Thanks are due to Ben Fine, Makoto Itoh, Alfredo Saad-Filho, Stergios Skaperdas and Sedat Aybar for helpful comments on earlier drafts. All errors are the author's responsibility.

Notes

1Ostroy & Starr Citation(1990) give an excellent, if now dated, survey.

2Overlapping generations models should also be mentioned, which incorporate money along lines proposed by Samuelson Citation(1958). They focus exclusively on money as store of value, rather than means of exchange (Wallace, Citation1980), therefore Clower's conjecture seems unrelated to them. However, quite apart from these models' disregard of money as means of exchange, they also leave unexplained money's ability to act as store of value (means of hoarding). Yet, the function of store of value cannot be separated from what money is, i.e. from its monopoly of the ability to buy. The need to confront Clower's conjecture directly is not obviated by simply ignoring means of exchange. A fuller discussion of the connections between money's functions can be found in Lapavitsas Citation(2000).

3In contrast to ‘chartalist’ views that treat money as a social convention created by law and authority. It should be noted that Marx's analysis also stresses the spontaneous aspect of money's emergence, i.e. money as outcome of exchange relations rather than of state action. However, Marx's approach allows for systematic theoretical connections to be drawn between money and the state (Lapavitsas, Citation2003, ch. 6).

4In Iwai Citation(1988) the same argument appears as the generally held belief that money will lower search costs. Validation of the belief occurs when money is actually used as means of exchange. This argument is sometimes given the appellation of ‘bootstrap’ theory.

5Sekine Citation(1999) has also used an arrow in this connection. I must thank Stergios Skaperdas for independently arguing in favour of using an arrow, thus persuading me to use Sekine's formulation.

6This formal presentation of the expanded stage is different from Marx (Citation1867, p. 154) who writes: ‘z commodity A = u commodity B or = v commodity C or = w commodity D or = x commodity E or = etc.’ The presentation in this article makes it easier to grasp the economic content of the expanded stage, especially the indeterminate character of the relative.

7For commodity value to become a social norm with foundations deeper than the market, conditions of production also have to be appropriate. Specifically, capitalist conditions must prevail, such that money profits are systematically generated in production and accrue in commodity markets, while workers obtain money income in the labour market. Commodity value then becomes a deeply based social norm, summed up as ‘abstract labour’ (Fine & Lapavitsas, Citation2000). Under such conditions, money has its own value as abstract labour, which does not impinge upon its monopolistic ability to buy, but creates complications regarding the prices at which commodities are bought (see Lapavitsas, Citation2000).

8The asymmetrical relationship between money and commodities, and its connection to the asymmetrical relationship between commodity owners in the accidental form of value, is a hallmark of the Japanese Marxist Uno tradition (Itoh, Citation1976; Sekine, Citation1999; see also Sekine, Citation1997). This approach of the Uno school has broadly informed the analysis in this paper.

9There is similarity here with Polanyi et al.'s Citation(1957) ‘particular’ and general money, but it is more apparent than real.
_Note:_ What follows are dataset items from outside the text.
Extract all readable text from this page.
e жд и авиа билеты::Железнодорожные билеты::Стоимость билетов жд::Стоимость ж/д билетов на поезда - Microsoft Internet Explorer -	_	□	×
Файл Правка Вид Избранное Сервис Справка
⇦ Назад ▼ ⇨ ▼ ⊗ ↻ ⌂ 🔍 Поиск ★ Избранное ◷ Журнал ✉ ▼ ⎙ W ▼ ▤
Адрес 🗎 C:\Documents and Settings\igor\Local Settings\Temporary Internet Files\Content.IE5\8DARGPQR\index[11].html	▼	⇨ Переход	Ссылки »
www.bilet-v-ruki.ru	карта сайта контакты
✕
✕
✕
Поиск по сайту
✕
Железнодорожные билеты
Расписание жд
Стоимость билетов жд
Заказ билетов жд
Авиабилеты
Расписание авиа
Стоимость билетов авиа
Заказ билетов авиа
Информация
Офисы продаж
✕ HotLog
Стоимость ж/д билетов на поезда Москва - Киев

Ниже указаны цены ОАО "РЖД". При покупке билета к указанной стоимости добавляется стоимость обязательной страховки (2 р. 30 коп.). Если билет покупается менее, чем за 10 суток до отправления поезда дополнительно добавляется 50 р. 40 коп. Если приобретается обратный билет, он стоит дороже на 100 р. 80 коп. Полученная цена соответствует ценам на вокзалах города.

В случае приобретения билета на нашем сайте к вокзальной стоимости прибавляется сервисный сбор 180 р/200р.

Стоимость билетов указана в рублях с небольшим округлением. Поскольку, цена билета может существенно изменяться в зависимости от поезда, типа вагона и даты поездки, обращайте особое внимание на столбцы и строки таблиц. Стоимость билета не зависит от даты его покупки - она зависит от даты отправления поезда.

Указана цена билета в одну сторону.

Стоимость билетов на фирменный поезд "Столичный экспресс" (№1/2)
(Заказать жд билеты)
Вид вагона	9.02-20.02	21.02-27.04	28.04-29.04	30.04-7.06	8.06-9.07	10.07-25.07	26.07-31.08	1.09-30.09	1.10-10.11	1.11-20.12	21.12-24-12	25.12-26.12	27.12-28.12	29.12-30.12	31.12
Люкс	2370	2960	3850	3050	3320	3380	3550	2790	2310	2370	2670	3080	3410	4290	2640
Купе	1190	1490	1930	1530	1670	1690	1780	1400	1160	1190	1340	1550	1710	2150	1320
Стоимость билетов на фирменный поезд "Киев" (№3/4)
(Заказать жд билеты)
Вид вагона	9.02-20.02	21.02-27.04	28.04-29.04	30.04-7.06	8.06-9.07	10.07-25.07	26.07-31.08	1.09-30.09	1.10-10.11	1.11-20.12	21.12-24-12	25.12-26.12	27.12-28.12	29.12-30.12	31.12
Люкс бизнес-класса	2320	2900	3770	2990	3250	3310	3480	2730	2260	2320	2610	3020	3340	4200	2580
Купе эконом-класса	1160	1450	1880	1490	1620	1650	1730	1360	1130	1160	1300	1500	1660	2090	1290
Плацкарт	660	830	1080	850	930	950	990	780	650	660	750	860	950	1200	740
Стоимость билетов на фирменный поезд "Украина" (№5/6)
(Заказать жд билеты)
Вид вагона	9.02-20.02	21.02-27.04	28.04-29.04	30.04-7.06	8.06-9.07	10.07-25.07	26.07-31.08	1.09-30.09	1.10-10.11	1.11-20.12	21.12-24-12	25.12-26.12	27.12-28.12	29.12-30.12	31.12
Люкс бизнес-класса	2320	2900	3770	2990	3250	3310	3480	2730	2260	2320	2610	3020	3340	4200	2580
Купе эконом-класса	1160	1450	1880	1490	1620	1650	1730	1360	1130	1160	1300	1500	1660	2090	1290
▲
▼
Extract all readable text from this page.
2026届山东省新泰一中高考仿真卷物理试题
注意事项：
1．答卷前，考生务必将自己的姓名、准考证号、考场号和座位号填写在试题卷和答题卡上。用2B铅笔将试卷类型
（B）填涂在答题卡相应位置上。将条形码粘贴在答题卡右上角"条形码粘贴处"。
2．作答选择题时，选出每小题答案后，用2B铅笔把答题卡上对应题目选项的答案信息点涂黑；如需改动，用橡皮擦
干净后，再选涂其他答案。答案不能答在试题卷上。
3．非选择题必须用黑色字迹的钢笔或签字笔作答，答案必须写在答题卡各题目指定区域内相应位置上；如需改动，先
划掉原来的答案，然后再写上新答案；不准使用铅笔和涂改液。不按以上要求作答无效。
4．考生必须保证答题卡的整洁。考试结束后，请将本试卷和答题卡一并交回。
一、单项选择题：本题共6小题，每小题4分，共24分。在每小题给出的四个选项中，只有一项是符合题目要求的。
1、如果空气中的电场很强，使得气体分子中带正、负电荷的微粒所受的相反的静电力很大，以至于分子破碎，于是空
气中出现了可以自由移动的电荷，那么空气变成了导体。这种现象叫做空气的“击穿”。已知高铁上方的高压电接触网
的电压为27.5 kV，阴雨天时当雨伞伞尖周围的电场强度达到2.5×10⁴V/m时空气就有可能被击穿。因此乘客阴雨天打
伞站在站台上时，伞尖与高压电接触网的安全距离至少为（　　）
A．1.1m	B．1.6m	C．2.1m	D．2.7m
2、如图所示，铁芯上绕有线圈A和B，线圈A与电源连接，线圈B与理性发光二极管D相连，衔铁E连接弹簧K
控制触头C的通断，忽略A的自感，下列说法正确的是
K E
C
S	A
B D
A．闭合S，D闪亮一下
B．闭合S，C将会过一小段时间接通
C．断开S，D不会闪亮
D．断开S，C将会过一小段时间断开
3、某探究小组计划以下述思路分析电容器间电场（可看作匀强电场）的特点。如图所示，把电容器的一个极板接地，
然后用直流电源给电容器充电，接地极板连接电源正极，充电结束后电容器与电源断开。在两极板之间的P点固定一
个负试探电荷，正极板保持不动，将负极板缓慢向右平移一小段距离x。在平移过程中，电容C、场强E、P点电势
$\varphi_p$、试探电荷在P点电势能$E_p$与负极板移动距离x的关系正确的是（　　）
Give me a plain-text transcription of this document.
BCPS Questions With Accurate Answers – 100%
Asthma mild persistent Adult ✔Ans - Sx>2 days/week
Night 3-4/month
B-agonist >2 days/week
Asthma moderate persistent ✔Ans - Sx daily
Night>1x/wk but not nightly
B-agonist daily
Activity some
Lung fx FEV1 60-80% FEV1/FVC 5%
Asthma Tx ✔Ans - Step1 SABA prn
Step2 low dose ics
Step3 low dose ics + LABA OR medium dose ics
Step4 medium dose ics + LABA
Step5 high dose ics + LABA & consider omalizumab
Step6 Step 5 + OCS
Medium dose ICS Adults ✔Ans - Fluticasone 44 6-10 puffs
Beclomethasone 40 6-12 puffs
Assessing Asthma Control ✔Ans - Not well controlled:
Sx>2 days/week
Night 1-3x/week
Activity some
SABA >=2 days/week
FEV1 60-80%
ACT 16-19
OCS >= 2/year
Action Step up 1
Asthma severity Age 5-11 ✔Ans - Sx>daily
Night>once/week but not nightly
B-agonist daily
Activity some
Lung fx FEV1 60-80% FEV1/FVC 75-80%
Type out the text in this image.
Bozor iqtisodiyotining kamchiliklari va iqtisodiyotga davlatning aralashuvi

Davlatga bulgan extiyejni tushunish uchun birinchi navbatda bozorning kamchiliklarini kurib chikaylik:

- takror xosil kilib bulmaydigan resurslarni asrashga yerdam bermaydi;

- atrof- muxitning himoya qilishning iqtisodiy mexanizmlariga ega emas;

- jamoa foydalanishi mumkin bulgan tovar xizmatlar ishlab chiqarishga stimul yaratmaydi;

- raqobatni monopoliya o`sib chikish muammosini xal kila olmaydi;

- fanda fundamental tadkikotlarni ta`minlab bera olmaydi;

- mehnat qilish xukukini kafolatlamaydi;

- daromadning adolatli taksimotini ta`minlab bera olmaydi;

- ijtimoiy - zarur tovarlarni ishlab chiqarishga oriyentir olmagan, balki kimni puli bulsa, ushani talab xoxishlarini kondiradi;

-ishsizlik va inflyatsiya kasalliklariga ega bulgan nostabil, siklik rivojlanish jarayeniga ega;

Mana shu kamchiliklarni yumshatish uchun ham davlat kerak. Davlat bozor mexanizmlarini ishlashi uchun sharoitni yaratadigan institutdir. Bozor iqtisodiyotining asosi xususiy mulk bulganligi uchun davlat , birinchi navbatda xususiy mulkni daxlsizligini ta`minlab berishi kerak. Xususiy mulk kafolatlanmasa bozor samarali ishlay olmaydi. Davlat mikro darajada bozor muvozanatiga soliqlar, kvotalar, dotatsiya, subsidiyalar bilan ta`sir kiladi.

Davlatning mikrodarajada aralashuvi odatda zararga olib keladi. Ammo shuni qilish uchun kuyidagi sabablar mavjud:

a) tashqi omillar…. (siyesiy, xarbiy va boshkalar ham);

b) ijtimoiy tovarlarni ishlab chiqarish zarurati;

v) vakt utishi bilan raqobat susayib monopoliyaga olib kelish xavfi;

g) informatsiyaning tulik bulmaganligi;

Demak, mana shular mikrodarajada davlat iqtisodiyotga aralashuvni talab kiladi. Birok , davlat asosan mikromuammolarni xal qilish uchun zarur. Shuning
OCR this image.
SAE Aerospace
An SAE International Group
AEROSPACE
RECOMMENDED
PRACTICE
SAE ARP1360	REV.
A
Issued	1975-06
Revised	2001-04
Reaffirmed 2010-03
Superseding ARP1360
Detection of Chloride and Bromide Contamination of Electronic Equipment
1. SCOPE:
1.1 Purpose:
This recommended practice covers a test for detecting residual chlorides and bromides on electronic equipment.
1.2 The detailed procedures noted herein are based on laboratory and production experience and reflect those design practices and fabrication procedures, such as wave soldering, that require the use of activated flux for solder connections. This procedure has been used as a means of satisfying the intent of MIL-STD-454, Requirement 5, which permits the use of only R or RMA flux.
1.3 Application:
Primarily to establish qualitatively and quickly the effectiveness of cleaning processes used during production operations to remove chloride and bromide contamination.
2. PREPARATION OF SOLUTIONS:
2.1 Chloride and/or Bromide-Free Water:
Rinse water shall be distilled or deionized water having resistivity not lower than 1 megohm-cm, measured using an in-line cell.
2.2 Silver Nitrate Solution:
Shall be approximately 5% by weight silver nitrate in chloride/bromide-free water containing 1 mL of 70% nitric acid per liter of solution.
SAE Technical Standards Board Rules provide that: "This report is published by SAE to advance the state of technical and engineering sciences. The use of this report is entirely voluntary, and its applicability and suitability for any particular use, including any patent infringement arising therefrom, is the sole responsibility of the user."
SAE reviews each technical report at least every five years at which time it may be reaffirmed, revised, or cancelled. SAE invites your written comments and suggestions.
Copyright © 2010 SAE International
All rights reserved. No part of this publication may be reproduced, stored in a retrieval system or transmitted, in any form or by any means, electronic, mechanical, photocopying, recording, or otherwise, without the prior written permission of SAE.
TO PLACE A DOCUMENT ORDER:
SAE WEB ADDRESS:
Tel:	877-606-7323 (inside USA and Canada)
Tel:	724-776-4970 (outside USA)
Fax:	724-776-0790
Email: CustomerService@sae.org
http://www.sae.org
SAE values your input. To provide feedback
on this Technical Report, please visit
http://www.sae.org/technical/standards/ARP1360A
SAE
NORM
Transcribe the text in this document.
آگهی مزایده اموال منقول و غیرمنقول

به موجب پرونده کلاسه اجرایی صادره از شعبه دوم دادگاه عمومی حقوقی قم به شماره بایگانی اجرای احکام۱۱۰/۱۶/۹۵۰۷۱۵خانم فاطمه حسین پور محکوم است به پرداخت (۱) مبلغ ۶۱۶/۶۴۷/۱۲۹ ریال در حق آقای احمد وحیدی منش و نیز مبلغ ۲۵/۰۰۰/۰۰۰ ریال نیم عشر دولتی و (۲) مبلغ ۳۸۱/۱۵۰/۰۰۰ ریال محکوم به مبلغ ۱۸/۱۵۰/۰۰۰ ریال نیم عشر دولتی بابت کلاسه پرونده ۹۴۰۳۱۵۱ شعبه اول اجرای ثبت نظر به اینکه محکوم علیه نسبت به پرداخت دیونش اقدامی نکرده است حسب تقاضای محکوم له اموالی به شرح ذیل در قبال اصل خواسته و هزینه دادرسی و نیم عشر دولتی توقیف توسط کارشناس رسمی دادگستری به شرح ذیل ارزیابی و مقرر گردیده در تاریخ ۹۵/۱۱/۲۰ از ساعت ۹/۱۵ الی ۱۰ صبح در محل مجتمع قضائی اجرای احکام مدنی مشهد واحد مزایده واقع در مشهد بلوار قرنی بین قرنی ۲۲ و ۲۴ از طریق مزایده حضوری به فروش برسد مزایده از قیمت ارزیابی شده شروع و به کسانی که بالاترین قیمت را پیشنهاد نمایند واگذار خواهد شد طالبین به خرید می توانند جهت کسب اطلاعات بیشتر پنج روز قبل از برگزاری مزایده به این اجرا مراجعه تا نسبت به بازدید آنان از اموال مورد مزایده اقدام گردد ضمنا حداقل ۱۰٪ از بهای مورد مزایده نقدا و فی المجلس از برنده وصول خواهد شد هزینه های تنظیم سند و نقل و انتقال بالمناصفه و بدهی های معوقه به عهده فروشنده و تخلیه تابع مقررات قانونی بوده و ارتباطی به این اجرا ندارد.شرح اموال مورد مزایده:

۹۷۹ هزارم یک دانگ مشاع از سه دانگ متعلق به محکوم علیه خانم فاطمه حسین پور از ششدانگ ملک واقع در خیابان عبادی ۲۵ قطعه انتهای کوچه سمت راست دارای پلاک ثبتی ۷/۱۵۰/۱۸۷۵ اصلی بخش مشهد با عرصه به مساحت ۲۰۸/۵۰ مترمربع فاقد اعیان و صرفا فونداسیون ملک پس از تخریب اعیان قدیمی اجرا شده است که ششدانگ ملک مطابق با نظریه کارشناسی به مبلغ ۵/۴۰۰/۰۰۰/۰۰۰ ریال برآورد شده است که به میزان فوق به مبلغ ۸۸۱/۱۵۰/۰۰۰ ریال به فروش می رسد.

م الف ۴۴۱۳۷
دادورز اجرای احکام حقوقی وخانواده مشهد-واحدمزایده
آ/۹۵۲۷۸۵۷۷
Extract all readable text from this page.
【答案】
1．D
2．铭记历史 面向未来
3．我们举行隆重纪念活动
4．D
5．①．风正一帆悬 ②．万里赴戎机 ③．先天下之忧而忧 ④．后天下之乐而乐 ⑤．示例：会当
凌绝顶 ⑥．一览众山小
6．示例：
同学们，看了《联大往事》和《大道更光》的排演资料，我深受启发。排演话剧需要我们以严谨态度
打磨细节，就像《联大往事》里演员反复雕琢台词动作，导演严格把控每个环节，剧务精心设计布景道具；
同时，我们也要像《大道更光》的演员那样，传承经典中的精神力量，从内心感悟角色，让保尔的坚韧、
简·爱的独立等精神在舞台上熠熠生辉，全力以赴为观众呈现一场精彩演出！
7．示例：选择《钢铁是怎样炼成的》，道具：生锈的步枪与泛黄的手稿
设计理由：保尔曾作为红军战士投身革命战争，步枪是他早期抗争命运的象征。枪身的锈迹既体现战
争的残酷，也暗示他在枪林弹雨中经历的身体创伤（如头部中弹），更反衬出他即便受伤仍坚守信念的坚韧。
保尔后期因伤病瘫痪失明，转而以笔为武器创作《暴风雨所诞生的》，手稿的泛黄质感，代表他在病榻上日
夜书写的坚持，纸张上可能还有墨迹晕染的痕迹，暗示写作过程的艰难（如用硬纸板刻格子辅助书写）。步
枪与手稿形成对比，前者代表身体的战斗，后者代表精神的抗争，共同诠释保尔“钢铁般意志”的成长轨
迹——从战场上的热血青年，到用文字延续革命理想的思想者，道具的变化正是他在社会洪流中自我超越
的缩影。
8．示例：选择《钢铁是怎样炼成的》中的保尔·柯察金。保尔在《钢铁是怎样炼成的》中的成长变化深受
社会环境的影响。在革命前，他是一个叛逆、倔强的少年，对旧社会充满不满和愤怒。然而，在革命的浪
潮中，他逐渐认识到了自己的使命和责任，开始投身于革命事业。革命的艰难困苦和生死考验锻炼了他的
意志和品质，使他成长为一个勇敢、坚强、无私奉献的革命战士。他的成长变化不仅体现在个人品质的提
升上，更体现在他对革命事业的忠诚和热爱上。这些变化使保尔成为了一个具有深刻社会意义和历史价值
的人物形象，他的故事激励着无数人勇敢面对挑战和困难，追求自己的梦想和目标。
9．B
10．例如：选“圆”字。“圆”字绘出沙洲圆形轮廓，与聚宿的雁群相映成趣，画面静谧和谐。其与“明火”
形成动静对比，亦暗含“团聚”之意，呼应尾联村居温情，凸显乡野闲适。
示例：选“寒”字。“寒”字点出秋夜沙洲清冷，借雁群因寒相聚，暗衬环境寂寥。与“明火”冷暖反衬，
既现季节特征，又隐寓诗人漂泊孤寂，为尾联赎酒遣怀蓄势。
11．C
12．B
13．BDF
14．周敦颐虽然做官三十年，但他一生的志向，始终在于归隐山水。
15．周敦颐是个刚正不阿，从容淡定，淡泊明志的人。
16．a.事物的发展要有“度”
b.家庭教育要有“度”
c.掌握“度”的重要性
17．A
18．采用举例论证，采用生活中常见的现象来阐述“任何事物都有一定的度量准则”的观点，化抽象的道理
For Polanyi, ‘particular’ money has a limited purchasing range because it belongs to a non-capitalist society, whereas the money of capitalism is general and has limitless ability to buy. However, the universal equivalent analysed here could very well exist in non-capitalist societies. The partial monies that arise as a result of custom are only intermediate steps in the monopolisation of buying ability and nothing else.